This effort is one that brands that actually care about making something worthwhile are entirely on the hook for. And there are tons of ways to go about it. Today, we see attempts playing out across a spectrum of high signal to low signal (indicating the potency and lingering impact of social behaviors), and from self-serving to audience-serving (indicating whether brand-centrism or audience-centrism is the driving force behind their social footprint).
Brands in the top left quadrant provide value through magnetism and restraint — they preserve a polished image, a benchmark for aspiration, while still pulling people in. But it all starts from the brand’s directional conviction.
Brands on the top right find their draw in a more reciprocal audience relationship — inspiring, informing, and sometimes taking a backseat to let people, partners, and ideas lead.
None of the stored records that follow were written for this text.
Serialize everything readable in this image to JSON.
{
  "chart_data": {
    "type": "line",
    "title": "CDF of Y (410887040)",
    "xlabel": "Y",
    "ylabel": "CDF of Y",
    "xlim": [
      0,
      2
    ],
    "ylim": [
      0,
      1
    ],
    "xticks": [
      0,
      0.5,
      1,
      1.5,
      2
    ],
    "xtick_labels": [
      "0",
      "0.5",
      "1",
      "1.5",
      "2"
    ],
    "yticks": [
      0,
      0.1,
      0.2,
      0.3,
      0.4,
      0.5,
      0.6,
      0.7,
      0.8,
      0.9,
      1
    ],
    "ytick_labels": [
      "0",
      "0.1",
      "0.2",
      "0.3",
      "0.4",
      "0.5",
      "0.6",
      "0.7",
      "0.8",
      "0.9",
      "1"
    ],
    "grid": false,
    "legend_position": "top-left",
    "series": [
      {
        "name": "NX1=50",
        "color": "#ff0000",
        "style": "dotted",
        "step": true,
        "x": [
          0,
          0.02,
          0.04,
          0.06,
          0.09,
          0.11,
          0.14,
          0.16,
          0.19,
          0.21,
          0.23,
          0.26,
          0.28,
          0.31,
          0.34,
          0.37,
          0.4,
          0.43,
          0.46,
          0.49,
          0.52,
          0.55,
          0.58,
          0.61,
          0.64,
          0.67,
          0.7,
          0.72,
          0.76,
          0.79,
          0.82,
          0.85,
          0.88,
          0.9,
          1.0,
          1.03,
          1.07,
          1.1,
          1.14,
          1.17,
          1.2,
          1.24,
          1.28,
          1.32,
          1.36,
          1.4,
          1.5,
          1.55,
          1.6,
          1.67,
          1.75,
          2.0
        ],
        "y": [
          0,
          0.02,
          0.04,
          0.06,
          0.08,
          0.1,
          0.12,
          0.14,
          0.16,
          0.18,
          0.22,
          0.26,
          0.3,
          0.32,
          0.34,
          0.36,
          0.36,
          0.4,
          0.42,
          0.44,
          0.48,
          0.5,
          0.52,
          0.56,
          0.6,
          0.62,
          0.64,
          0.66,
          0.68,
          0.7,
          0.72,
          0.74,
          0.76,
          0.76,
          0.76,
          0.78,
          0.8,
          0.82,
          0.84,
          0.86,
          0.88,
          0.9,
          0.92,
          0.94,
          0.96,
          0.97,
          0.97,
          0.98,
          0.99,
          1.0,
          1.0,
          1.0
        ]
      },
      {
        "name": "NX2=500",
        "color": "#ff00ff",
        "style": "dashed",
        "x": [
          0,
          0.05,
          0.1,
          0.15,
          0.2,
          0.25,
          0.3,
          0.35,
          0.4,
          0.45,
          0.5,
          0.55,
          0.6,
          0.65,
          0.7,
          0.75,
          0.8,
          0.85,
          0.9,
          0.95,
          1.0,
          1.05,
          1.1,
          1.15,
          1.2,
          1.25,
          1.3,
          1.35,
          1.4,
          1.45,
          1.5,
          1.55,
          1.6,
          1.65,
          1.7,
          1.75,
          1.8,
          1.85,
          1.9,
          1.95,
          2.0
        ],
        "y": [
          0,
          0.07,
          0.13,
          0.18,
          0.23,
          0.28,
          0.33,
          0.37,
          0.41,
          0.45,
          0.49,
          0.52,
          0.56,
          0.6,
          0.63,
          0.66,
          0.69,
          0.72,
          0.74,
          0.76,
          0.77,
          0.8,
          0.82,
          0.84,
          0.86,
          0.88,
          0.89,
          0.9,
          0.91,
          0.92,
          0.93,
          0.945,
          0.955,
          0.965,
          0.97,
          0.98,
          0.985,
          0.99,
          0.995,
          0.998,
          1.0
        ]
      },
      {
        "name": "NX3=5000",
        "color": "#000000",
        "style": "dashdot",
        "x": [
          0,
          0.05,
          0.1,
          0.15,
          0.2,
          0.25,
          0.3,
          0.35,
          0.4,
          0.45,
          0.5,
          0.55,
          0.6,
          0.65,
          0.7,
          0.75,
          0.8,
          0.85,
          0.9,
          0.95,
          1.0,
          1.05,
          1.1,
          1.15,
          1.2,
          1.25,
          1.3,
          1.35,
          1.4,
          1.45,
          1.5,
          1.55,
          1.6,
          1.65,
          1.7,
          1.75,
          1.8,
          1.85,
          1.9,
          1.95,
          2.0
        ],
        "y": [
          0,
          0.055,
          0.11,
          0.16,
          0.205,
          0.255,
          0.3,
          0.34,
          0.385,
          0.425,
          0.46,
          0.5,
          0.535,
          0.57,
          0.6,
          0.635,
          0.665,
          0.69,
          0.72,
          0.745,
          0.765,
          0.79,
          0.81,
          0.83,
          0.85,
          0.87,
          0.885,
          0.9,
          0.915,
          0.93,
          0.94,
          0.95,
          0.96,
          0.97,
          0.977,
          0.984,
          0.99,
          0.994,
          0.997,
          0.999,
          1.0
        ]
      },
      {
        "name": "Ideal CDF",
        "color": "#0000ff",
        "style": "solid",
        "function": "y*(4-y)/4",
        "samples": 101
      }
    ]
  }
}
Such social footprints often feel less like marketing and more like a true point of view. These brands accrue trust slowly, but that trust compounds over time.
Brands in the bottom right succeed by meeting the moment. They entertain, they relate, they express cultural fluency. But ultimately, they give people a moment, not a perspective. And that’s not necessarily a bad thing. Low signals die out quicker and carry less substance, but reputation is earned through consistency. This is an approach that requires upkeep, perennial reinvention, and small but frequent risk-taking.
The bottom left quadrant is the dead zone. Weak signaling, weak audience engagement, and weak brand impact. It’s content made to fill space and attract attention without respect for that attention. When brands optimize for visibility rather than value, mistaking presence for relevance, they start churning out Commercial Debris. It’s an easy trap for brands to fall into. But for every point, there’s a counterpoint.
III. How to Fly
Intention is a good starting place for most things in life. This new ‘social’ reality has distracted brands into going for awareness point blank — a play whose winning days are running dry.
Intention, then, means understanding that socials are little more than communicative infrastructure — an infrastructure whose possibilities feel infinite, but whose popular usage by commercial entities has felt like a catastrophe in slow motion. The glorious internet has given brands another playing field in which to prove their worth. And that worth must be earned intentionally, strategically, and honestly.
In a debris-ridden cyberscape, now is the chance for the best brands of tomorrow to prove themselves a counterpoint.
Until the fault line beneath today’s digital infrastructure forces a paradigm shift, until the default attitude of commercial enterprises is to be good, be different, be meaningful… let there be happy exceptions.